At the city of Seattle, where the mayor’s office includes only the 40 or so people who answer directly to the executive, Mayor-Elect Katie Wilson has also pledged to shake things up, and is expected to make announcements about executive staff changes later this week.
But at the city, bureaucratic jobs like the ones Zahilay is eliminating exist primarily inside departments, not under the mayor’s direct control; it wouldn’t be feasible, for example, for the mayor to lay off mid-level staffers working on the city’s comprehensive plan for the Office of Planning and Community Development, or to dismantle the Office of Sustainability and Environment on Day 1.
So far, the only jobs the Zahilay administration has posted are for four high-level positions: Chief Performance Officer, Chief Operating Officer, Director of Policy, and Executive Budget Analyst. County employees first learned of the first two executive-level postings from a LinkedIn posting by an Amazon executive, who invited “Amazon alums” to apply for the jobs.
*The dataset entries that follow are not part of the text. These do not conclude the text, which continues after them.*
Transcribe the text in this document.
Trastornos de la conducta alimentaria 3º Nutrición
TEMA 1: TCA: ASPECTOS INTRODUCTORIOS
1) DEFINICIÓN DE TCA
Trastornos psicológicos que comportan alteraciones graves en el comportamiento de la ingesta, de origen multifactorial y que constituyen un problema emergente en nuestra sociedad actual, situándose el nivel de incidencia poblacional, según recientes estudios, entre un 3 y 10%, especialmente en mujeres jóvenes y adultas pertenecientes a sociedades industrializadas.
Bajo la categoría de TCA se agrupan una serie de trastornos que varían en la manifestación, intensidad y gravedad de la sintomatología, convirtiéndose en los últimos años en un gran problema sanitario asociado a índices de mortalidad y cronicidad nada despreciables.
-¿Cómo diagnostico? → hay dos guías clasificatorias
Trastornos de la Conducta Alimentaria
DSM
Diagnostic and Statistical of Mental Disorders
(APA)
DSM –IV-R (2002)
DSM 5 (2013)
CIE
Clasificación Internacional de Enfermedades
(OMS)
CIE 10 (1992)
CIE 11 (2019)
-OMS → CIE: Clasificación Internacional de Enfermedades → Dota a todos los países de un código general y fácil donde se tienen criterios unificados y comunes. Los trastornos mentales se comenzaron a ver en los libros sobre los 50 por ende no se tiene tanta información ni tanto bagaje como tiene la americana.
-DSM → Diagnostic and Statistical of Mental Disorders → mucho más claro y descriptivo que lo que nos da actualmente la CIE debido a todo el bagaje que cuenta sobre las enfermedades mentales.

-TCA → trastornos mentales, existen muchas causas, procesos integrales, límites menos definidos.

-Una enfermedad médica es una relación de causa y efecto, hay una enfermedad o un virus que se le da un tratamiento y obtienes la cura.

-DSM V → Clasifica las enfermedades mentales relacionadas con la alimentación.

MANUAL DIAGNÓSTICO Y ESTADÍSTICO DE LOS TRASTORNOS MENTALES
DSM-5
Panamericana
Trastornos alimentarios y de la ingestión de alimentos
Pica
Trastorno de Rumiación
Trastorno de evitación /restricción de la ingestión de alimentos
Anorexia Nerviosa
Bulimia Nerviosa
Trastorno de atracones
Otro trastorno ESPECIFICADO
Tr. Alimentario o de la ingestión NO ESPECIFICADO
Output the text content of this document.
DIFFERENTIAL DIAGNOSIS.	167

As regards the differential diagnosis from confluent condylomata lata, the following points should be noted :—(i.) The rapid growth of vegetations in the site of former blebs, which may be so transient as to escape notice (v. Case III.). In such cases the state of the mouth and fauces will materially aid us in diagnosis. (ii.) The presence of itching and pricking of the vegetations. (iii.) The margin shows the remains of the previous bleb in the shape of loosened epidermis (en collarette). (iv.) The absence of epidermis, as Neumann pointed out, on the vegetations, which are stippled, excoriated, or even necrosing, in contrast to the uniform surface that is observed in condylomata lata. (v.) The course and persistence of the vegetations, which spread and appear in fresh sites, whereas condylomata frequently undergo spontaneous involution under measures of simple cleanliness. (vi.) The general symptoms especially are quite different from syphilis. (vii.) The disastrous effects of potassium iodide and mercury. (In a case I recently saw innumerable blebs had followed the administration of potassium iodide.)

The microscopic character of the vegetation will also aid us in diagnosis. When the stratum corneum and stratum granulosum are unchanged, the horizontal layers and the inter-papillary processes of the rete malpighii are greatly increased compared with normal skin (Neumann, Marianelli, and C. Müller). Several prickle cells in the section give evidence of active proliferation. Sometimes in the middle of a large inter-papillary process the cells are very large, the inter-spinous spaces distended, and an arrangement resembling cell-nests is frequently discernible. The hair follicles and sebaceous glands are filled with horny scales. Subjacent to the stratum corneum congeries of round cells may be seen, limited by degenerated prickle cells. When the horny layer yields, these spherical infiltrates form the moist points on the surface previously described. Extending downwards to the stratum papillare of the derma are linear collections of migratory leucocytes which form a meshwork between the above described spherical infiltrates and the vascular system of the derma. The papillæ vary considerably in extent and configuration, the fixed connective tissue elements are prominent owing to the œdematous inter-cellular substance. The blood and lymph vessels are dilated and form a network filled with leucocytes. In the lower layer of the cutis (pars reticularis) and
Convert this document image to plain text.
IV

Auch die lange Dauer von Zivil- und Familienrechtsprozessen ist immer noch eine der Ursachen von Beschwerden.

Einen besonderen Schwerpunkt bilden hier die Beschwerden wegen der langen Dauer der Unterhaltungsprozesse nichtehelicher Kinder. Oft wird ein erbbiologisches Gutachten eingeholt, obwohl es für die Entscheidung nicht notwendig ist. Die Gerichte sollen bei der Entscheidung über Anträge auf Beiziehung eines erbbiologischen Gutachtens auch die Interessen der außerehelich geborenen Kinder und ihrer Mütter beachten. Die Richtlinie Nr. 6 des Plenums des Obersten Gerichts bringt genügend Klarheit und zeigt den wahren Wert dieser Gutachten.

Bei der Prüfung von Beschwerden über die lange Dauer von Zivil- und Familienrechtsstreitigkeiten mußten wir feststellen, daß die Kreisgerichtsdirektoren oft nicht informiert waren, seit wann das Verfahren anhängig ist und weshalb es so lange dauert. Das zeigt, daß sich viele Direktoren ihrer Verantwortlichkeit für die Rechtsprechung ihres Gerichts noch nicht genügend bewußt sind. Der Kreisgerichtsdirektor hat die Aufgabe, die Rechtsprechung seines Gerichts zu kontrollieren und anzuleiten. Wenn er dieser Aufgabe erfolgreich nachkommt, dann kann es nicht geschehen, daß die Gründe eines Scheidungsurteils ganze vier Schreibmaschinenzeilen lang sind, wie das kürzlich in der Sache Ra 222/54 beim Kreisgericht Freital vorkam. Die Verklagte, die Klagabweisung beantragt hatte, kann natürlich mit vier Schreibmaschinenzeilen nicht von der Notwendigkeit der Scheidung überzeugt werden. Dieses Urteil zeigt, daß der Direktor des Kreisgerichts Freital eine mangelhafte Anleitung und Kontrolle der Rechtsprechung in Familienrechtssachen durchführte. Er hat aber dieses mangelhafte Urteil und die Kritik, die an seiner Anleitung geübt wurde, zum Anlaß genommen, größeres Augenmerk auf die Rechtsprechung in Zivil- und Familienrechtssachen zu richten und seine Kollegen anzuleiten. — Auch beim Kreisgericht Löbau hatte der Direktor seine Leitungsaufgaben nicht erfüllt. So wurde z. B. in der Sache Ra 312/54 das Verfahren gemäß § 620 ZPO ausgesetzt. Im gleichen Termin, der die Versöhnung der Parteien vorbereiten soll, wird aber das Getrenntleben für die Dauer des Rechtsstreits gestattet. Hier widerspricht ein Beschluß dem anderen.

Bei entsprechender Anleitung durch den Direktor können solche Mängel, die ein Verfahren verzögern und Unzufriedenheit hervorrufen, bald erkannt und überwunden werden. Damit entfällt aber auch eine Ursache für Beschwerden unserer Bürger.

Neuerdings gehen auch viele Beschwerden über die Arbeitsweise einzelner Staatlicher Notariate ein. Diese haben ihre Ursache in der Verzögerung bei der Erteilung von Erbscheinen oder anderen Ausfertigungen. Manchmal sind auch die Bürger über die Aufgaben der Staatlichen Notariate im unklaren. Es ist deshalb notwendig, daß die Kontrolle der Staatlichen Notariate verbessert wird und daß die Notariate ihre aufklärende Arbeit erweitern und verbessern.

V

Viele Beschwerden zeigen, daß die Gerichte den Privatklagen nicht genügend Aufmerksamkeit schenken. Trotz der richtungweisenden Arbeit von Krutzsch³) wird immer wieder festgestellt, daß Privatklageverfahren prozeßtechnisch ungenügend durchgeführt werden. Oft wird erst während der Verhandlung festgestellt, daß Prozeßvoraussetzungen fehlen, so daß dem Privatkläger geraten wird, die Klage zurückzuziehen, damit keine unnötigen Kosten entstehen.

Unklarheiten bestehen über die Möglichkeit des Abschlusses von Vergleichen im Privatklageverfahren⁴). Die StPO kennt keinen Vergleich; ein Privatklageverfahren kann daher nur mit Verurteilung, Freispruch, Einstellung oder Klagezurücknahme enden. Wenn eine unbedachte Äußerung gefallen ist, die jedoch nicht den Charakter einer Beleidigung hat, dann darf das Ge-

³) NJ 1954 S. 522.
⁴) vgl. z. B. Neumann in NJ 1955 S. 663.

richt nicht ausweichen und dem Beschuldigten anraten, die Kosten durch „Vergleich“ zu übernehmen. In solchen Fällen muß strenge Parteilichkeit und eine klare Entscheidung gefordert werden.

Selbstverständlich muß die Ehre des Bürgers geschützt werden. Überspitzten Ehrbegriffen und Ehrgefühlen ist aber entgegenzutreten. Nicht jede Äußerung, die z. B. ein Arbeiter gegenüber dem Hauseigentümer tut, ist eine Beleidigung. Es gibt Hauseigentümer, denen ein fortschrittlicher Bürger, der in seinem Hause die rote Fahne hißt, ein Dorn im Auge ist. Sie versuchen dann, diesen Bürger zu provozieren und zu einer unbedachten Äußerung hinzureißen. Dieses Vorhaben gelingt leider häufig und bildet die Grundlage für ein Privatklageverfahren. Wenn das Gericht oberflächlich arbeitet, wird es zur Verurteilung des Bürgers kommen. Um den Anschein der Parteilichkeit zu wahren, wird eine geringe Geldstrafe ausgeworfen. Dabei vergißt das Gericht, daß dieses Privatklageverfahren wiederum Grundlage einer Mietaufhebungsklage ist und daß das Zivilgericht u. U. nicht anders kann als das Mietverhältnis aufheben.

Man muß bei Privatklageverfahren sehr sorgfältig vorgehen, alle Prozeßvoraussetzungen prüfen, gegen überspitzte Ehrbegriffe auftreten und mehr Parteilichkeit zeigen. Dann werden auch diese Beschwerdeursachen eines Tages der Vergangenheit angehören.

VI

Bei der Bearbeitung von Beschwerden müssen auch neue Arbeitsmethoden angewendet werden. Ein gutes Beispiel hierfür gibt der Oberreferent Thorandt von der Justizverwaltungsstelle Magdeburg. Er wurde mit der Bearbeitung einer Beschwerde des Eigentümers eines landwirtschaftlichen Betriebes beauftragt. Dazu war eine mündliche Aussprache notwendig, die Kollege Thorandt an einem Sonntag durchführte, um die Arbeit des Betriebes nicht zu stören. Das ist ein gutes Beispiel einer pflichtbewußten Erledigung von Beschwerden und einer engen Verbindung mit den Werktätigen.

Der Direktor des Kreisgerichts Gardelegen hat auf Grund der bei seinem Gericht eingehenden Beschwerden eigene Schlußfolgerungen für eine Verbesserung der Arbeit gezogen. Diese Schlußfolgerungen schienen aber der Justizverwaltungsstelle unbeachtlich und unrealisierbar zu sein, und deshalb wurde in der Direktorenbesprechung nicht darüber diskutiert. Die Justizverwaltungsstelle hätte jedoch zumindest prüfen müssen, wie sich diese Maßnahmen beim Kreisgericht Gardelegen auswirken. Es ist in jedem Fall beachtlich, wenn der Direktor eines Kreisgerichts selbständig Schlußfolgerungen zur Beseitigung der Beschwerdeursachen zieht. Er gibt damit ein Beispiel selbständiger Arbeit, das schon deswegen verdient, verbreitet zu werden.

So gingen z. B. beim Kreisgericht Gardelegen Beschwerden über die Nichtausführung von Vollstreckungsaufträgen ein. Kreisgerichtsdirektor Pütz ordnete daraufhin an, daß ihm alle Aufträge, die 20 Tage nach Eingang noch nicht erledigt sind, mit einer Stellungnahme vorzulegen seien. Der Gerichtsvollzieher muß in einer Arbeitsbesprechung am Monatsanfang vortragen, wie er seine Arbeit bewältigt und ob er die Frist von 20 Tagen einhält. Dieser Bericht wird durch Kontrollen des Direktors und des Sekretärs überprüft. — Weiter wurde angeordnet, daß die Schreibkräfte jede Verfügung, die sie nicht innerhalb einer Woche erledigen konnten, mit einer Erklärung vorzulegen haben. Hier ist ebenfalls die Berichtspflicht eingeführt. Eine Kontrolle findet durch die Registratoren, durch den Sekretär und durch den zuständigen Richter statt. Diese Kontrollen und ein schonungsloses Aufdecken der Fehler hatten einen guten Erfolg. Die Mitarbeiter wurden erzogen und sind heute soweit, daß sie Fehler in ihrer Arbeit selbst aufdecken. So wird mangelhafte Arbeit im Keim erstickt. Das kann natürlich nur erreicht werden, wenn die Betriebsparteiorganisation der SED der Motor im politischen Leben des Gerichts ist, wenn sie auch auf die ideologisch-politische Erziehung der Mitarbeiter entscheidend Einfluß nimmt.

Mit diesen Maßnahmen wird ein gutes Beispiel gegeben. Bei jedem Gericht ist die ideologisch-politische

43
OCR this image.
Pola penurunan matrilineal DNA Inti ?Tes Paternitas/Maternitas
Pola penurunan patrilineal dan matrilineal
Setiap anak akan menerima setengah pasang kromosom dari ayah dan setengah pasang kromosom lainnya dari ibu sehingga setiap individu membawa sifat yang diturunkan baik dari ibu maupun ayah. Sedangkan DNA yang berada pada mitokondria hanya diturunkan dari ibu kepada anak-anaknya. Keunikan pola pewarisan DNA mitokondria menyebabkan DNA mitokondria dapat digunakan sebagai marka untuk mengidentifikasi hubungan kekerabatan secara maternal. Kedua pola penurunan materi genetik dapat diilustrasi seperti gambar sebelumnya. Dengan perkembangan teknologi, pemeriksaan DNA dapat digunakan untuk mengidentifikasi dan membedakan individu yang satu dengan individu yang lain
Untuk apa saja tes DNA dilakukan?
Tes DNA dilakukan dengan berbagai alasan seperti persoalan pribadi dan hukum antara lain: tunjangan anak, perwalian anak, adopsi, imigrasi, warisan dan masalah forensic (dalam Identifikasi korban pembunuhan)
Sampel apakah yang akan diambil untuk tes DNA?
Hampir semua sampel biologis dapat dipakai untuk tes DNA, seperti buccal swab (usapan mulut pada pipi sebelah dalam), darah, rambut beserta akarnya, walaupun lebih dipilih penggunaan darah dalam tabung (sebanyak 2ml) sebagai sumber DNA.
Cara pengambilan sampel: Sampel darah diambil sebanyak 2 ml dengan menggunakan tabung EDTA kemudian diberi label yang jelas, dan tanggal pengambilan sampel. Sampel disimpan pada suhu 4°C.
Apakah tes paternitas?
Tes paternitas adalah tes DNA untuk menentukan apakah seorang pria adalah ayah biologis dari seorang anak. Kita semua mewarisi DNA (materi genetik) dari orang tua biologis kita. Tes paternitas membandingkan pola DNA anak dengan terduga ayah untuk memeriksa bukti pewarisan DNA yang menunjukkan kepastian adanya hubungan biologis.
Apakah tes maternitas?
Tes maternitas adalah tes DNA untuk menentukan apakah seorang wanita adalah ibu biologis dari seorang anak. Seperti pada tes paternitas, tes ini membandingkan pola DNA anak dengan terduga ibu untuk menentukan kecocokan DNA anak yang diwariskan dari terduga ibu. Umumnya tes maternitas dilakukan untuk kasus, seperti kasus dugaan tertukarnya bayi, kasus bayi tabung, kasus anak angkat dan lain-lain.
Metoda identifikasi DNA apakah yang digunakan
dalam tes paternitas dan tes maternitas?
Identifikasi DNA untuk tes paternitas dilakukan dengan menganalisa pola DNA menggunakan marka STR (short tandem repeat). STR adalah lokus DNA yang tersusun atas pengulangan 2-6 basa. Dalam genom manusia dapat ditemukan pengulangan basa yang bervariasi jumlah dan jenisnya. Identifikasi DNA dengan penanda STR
“Girmay is actively looking to bring in industry talent to make local government more transparent, accountable, and effective. I recently connected with him, and he’s the real deal —thoughtful, mission-driven, and committed to building a modern, high-impact public service organization,” the executive, Heather Zorn, wrote. The administration posted the two jobs publicly five days later, on November 26.
Some at the county think a month is too little time to replace so many people, and believe—or hope—the administration will decide they need to keep some people on longer. In the meantime, they’re winding down their work, organizing their records and trying to distill their jobs into short Word documents for the people who will replace them.
“Maybe there’s going to be communications and planning that’s way more hands-on, but how much can you get done in three weeks” before the Christmas holidays, the staffer who described their role as a bureaucrat said. “If January 2 is our last day, we’re all getting ready to jump ship.”

Regretting my vote for this guy now. I hope there is decent challenger in 4 years.
Doge King County and hire a bunch of tech Execs. Sounds so Trumpian.
Eh, they’re not civil servants– they were hired by Dow. New person comes in after Dow decided to take his talents to Sound Transit, not surprising the new head wants to change things and people. Some of the folks who fit in with Zahilay’s vision/didn’t burn bridges with him or his camp will find their way back.
Currently, federal civil servants have been forced out/fired by the Trump administration (including a bunch of folks in Seattle). They deserve your tears more.
This is a lie. Only a handful of people, out of hundreds who’ve walked through the exec office door, we’re appointed directly by Dow. You obviously don’t know what you’re talking about. Lol.
They’re not civil servants, they’re the equivalent of federal Schedule Cs. If they wanted stability, join the civil service.
Your understanding of how classifications work is pretty limited, particularly across strata of government. But you do you. I guess you’re right. Lol.
Sounds like campaign staffer trying to cover for this sh*t storm.
Another “move fast and break things” disruptor in the government. How original.
jerk move to not even give them a layoff notice tho. if you don’t hear from us you’re fired. in many places, that is illegal.